Career opportunities

Physics graduates are always in demand in Ireland and elsewhere in modern high-technology industries, as well as in teaching. You may also find a career in academic institutions, government and industrial research organisations and production facilities, or the meteorological service. There are diverse opportunities in electronics, telecommunications, biophysics, hospital and health physics, automation and computing. There is also a wide range of careers for which employers value the skills of problem-solving that come with the degree. It could also be a useful primary training for a legal, managerial or actuarial career for which a technical background is very attractive.

Did you know?

  • The School of Physics in Trinity is the biggest physics department in Ireland (north or south). Over 100 physics graduates from Trinity and other universities are currently doing research leading to Masters and PhD degrees. Much of this research is in collaboration with research groups in other leading universities and institutes around the world.

Further information

www.physics.tcd.ie

Tel: +353 1 896 1675

Graduate profile


Patrick Kenny, Chief Physicist at the Mater Misericordiae University Hospital since 1998.

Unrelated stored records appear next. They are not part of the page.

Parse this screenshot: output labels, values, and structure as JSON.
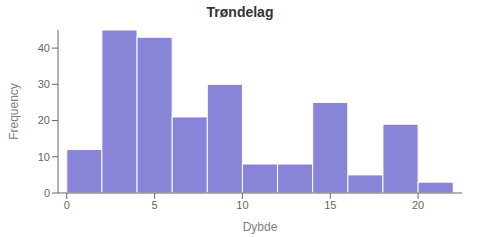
{
  "chart_data": {
    "type": "histogram",
    "title": "Trøndelag",
    "xlabel": "Dybde",
    "ylabel": "Frequency",
    "bins": [
      0,
      2,
      4,
      6,
      8,
      10,
      12,
      14,
      16,
      18,
      20,
      22
    ],
    "values": [
      12,
      45,
      43,
      21,
      30,
      8,
      8,
      25,
      5,
      19,
      3
    ],
    "xlim": [
      -0.5,
      22.5
    ],
    "ylim": [
      0,
      45
    ],
    "xticks": [
      0,
      5,
      10,
      15,
      20
    ],
    "yticks": [
      0,
      10,
      20,
      30,
      40
    ]
  }
}
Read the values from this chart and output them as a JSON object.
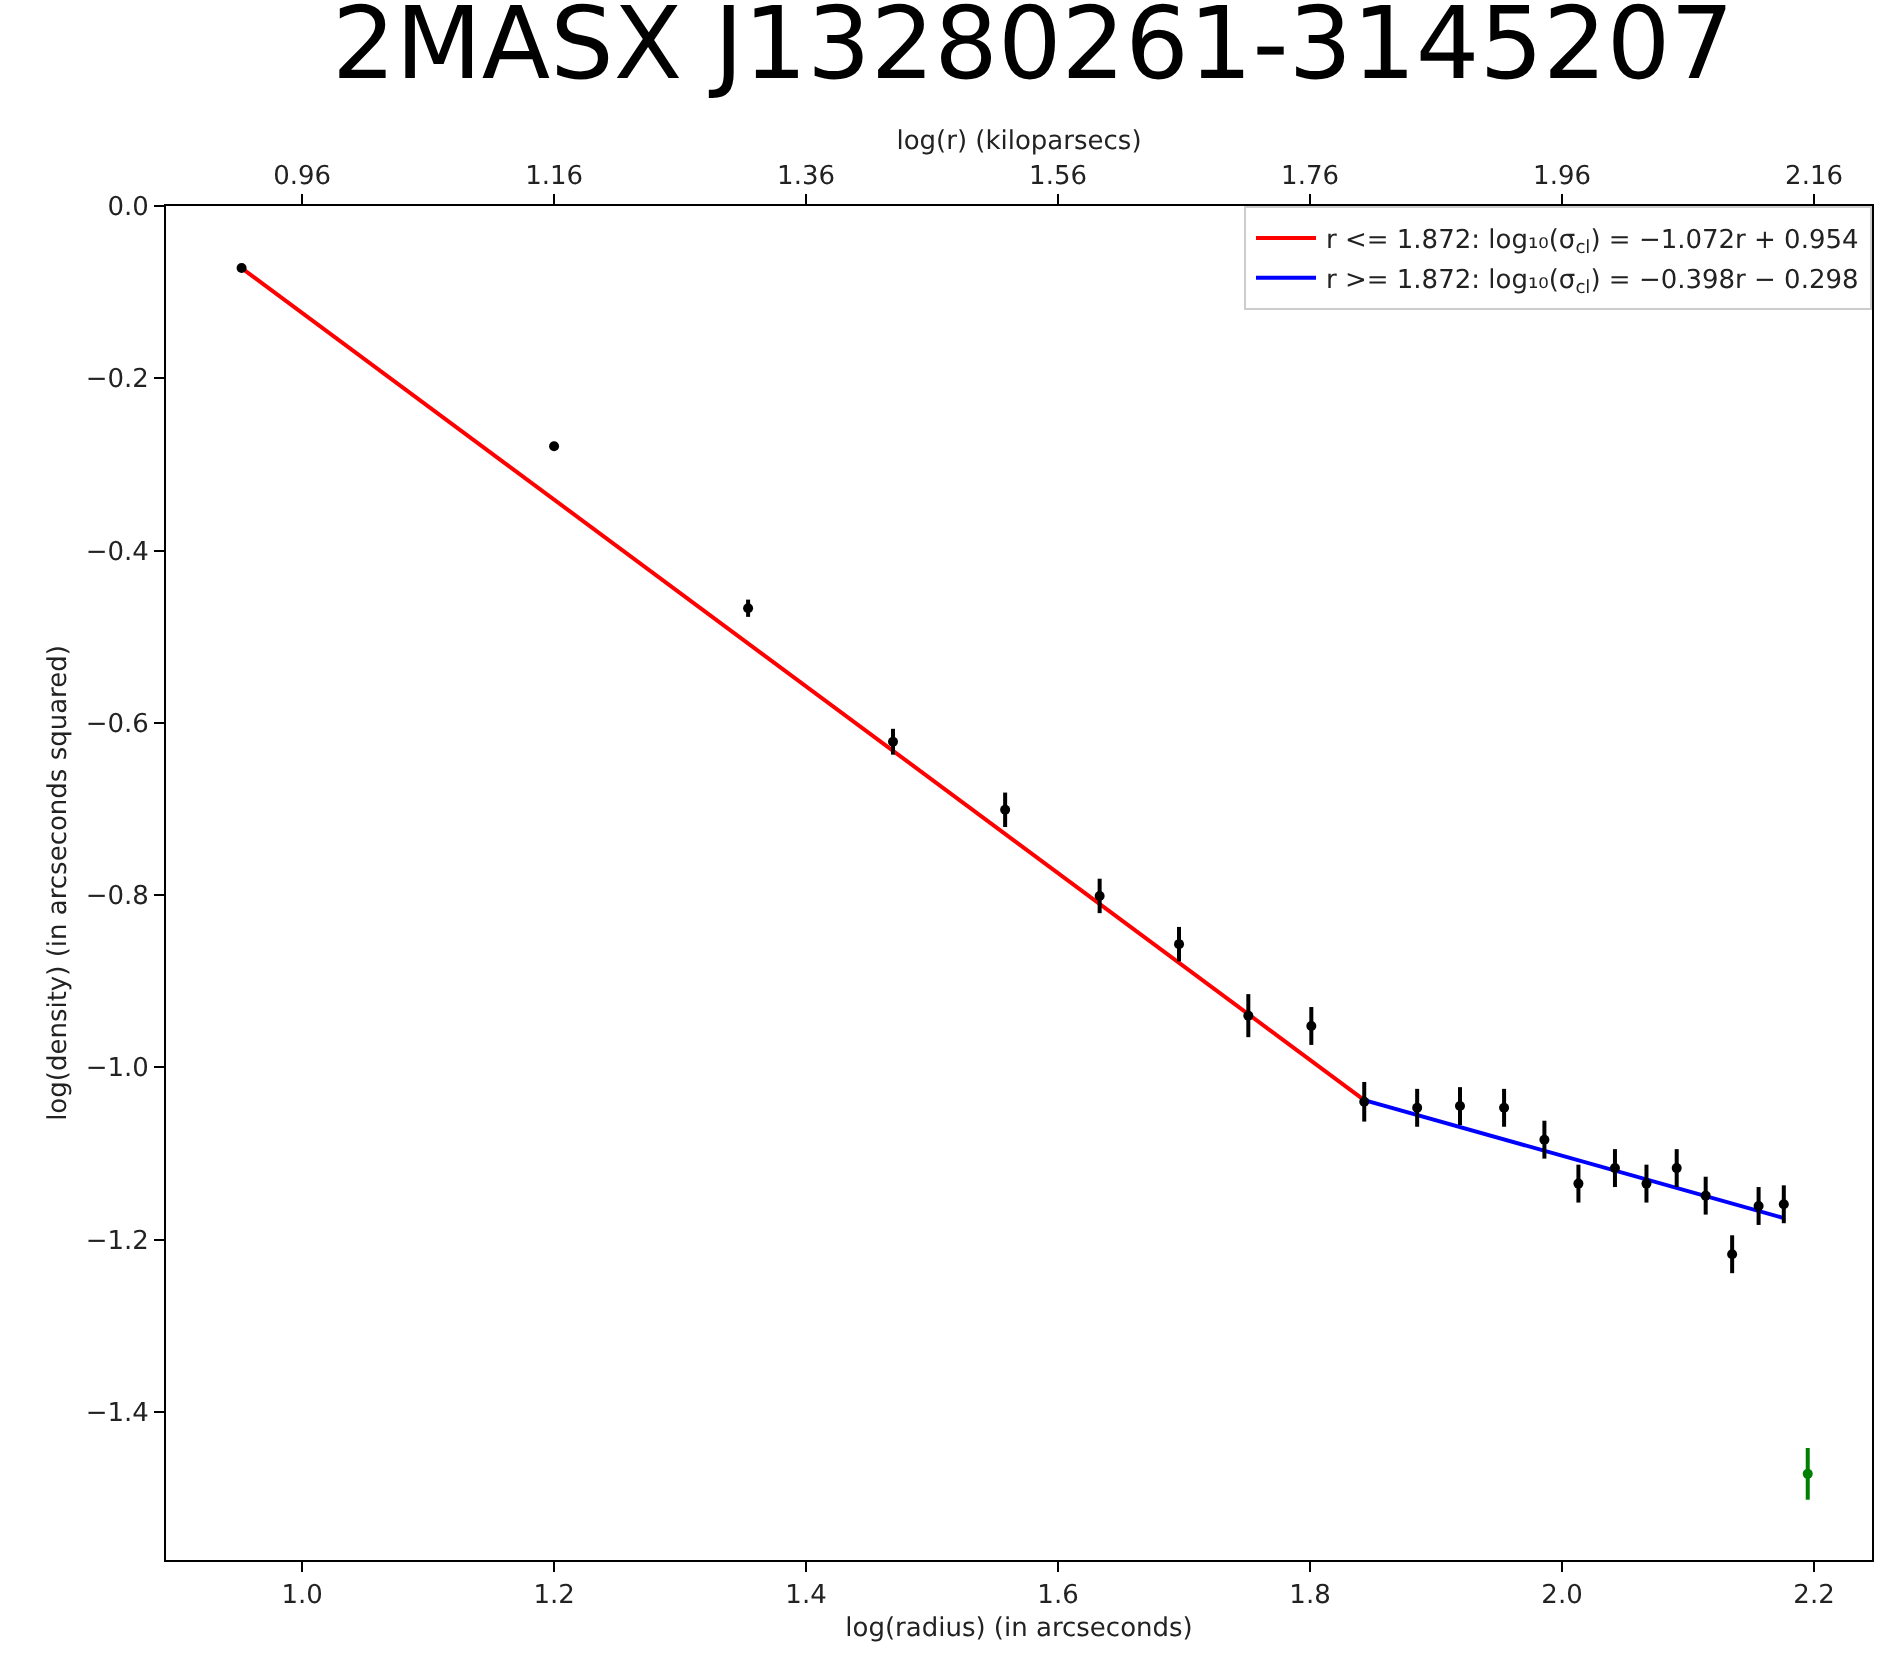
{
  "chart_data": {
    "type": "scatter",
    "title": "2MASX J13280261-3145207",
    "xlabel": "log(radius) (in arcseconds)",
    "ylabel": "log(density) (in arcseconds squared)",
    "x2label": "log(r) (kiloparsecs)",
    "xlim": [
      0.892,
      2.246
    ],
    "xticks": [
      {
        "value": 1.0,
        "label": "1.0"
      },
      1.2,
      1.4,
      1.6,
      1.8,
      {
        "value": 2.0,
        "label": "2.0"
      },
      2.2
    ],
    "x2lim": [
      0.852,
      2.206
    ],
    "x2ticks": [
      0.96,
      1.16,
      1.36,
      1.56,
      1.76,
      1.96,
      2.16
    ],
    "ylim": [
      -1.572,
      0
    ],
    "yticks": [
      {
        "value": 0,
        "label": "0.0"
      },
      {
        "value": -0.2,
        "label": "−0.2"
      },
      {
        "value": -0.4,
        "label": "−0.4"
      },
      {
        "value": -0.6,
        "label": "−0.6"
      },
      {
        "value": -0.8,
        "label": "−0.8"
      },
      {
        "value": -1.0,
        "label": "−1.0"
      },
      {
        "value": -1.2,
        "label": "−1.2"
      },
      {
        "value": -1.4,
        "label": "−1.4"
      }
    ],
    "grid": false,
    "legend": "top right",
    "series": [
      {
        "marker": "circle",
        "color": "#000000",
        "x": [
          0.952,
          1.2,
          1.354,
          1.469,
          1.558,
          1.633,
          1.696,
          1.751,
          1.801,
          1.843,
          1.885,
          1.919,
          1.954,
          1.986,
          2.013,
          2.042,
          2.067,
          2.091,
          2.114,
          2.135,
          2.156,
          2.176
        ],
        "values": [
          -0.072,
          -0.279,
          -0.467,
          -0.622,
          -0.701,
          -0.801,
          -0.857,
          -0.94,
          -0.952,
          -1.04,
          -1.047,
          -1.045,
          -1.047,
          -1.084,
          -1.135,
          -1.117,
          -1.135,
          -1.117,
          -1.149,
          -1.217,
          -1.161,
          -1.159
        ],
        "errors": [
          null,
          null,
          0.01,
          0.015,
          0.02,
          0.02,
          0.02,
          0.025,
          0.022,
          0.023,
          0.022,
          0.022,
          0.022,
          0.022,
          0.022,
          0.022,
          0.022,
          0.022,
          0.022,
          0.022,
          0.022,
          0.022
        ]
      },
      {
        "marker": "circle",
        "color": "#008000",
        "x": [
          2.195
        ],
        "values": [
          -1.472
        ],
        "errors": [
          0.03
        ]
      },
      {
        "type": "line",
        "marker": "none",
        "name": "r <= 1.872: log₁₀(σ$_{cl}$) = −1.072r + 0.954",
        "color": "#ff0000",
        "x": [
          0.952,
          1.843
        ],
        "values": [
          -0.072,
          -1.038
        ]
      },
      {
        "type": "line",
        "marker": "none",
        "name": "r >= 1.872: log₁₀(σ$_{cl}$) = −0.398r − 0.298",
        "color": "#0000ff",
        "x": [
          1.843,
          2.176
        ],
        "values": [
          -1.038,
          -1.175
        ]
      }
    ]
  }
}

"I graduated from Trinity in 1982 with an honours degree in Experimental Physics. My Master degree (Physical Sciences in Medicine) is also from Trinity, and I hold a PhD in physics from UCD. At the Mater I am responsible for ensuring that medical physics support services provided by our 9 hospital physicists safe, high quality and cost-effective.

Coming from a basic rural background, my access to a university education was hindered by ignorance of university entrance requirements. Trinity was the only university in Ireland in which I could study my favourite school subject, physics, to degree level.

University learning is about much more than just attending lectures and passing exams (although that's quite important too!). It's about developing and testing skills required throughout life. The compact nature of Trinity's campus encouraged interactions and appreciation of people from diverse backgrounds. At Trinity I studied hard and played hard - in my third year I was vice-captain of the Athletics Club.

My appreciation of the true value of my physics degree and the scientific problem-solving skills it imbues continues to grow. Modern Medicine involves many sophisticated physics applications for diagnosis and treatment of illness, e.g., CT x-ray machines. Basic physics principles learned at undergraduate level in Trinity are applied to understand and optimise such complex and potentially hazardous systems."